6 апреля. Была вчера на концерте с Олегом Андреевичем и Ниной Александровной. В ушах у меня до сих пор звучит величественное: «Sanctus, Sanctus, Benedictus!» [51] Я уже пробовала подобрать это на рояле. Несколько раз вспоминала вчера дядю Сережу. В оркестре место его – во вторых скрипках – уже занято, а какое бы ему наслаждение доставил этот концерт! Нина Александровна сказала, что карточка дяди Сережи с ней в сумочке. Голос ее звучал в этот вечер совершенно божественно. Мы с Олегом Андреевичем сидели сначала на приставных стульях, а потом просто на ступеньке, но это ничему не мешало. Мне очень хорошо с Олегом Андреевичем. Он не говорит общих вещей и любезностей, как Шура, и не упражняется в остроумии, словно в спорте, как Валентин Платонович. С ним разговор такой, как я люблю – содержательный и задушевный: на смех он никогда не подымет, впрочем, он вообще не смеется. Когда он провожал меня после концерта домой, он сказал: «Вы – волшебница! Когда я с вами, моя душа обновляется. Я опять начинаю верить в свои силы и в будущее. На меня точно новые светлые одежды надеваются, точно я переношусь в храм перед заутреней». Когда он это говорил, я чувствовала себя как струна рояля, на которой гениальный пианист сыграл божественный ноктюрн и которая готова порваться от чрезмерного напряжения и еще звучит, еще рыдает.

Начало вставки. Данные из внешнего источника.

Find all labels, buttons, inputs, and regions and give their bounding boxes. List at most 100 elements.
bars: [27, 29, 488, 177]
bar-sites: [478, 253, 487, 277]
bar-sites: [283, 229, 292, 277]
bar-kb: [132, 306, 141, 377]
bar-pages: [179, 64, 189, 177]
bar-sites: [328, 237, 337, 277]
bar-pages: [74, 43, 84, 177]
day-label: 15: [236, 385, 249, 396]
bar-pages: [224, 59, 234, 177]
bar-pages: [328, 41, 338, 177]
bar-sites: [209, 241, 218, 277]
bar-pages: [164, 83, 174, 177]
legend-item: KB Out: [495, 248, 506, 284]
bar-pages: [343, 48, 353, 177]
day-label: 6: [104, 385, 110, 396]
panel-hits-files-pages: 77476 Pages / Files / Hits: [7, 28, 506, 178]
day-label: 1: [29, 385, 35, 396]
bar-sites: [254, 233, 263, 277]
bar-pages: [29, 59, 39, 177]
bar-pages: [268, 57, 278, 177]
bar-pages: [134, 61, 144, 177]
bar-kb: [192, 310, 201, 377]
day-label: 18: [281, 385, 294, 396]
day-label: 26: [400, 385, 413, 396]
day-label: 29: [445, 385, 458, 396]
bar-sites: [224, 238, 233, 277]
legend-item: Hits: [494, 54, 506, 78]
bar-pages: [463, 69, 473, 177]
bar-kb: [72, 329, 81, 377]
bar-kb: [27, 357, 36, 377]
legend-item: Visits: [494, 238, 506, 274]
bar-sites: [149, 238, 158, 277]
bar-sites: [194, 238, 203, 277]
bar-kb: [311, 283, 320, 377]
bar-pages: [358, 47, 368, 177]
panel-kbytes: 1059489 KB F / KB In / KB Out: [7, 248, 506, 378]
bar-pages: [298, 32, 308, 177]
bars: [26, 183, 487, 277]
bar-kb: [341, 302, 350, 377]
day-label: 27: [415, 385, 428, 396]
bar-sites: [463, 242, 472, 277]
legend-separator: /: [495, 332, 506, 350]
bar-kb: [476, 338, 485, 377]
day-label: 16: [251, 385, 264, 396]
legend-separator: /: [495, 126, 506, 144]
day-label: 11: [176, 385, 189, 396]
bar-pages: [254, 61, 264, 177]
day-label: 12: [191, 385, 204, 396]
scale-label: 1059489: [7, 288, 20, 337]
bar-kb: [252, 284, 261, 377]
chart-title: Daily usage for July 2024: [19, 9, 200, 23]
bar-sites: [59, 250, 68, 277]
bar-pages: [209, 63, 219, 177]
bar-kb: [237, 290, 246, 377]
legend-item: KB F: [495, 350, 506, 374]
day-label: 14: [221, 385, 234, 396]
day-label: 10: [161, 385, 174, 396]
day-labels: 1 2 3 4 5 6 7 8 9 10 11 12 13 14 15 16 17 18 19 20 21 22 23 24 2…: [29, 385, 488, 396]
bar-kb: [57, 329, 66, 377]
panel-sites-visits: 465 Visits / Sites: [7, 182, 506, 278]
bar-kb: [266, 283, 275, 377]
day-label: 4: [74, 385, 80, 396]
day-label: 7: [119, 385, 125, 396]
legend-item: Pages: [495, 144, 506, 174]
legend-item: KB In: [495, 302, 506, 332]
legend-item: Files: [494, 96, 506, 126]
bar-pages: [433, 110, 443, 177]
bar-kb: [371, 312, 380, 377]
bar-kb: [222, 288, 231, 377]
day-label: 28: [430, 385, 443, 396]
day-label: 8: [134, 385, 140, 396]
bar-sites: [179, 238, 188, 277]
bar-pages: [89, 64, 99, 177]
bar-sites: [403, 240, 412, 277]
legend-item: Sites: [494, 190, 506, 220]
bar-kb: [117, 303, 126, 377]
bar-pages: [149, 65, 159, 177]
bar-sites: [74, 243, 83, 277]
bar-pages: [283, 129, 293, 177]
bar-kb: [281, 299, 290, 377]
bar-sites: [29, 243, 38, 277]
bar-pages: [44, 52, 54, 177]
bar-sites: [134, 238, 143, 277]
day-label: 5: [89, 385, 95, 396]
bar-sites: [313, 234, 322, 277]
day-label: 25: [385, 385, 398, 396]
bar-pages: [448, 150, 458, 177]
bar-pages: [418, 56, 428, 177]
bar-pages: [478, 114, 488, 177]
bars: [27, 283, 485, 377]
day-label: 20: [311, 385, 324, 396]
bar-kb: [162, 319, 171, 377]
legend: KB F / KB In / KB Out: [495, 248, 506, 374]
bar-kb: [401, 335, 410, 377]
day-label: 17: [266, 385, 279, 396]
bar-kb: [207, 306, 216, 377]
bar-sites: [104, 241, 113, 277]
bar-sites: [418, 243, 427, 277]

Это чувство сопутствовало мне и во сне – проснулась я с ощущением, что накануне совершилось что-то светлое, точно я ходила к причастию… Я не сразу сообразила – это «Месса» и слова Олега Андреевича о светлых ризах и обновлении. Он должен быть очень тонким человеком, чтобы думать и говорить так! О, насколько это выше всего мелочного, житейского, насколько это ближе моей душе, чем любезности Шуры! Высоко, так высоко, светло и грустно! Я знаю цену его словам, что человек, который всегда так серьезен и сдержан, не преувеличит и не подсластит. Я знаю, наверно знаю, что слова эти вынуты из самых глубин души. Если бы он в самом деле мог забыть хоть ненадолго свое горе! Если бы я могла поделиться с ним моей жизнерадостностью! Я бы от этого не обеднела. Я вспомнила последний акт «Китежа», весь затопленный светом. Все утро я просидела за роялем: сначала подбирала мотивы «Мессы», потом наигрывала «Сказание», а к уроку не подготовилась вовсе. Я даже отвечала рассеянно. Бабушка спросила: «Что с нашей Стрекозой сегодня?» – а Юлия Ивановна на уроке разбранила за невнимательность. Когда мы увидимся? Он ничего об этом не сказал, а мне неудобно было спросить.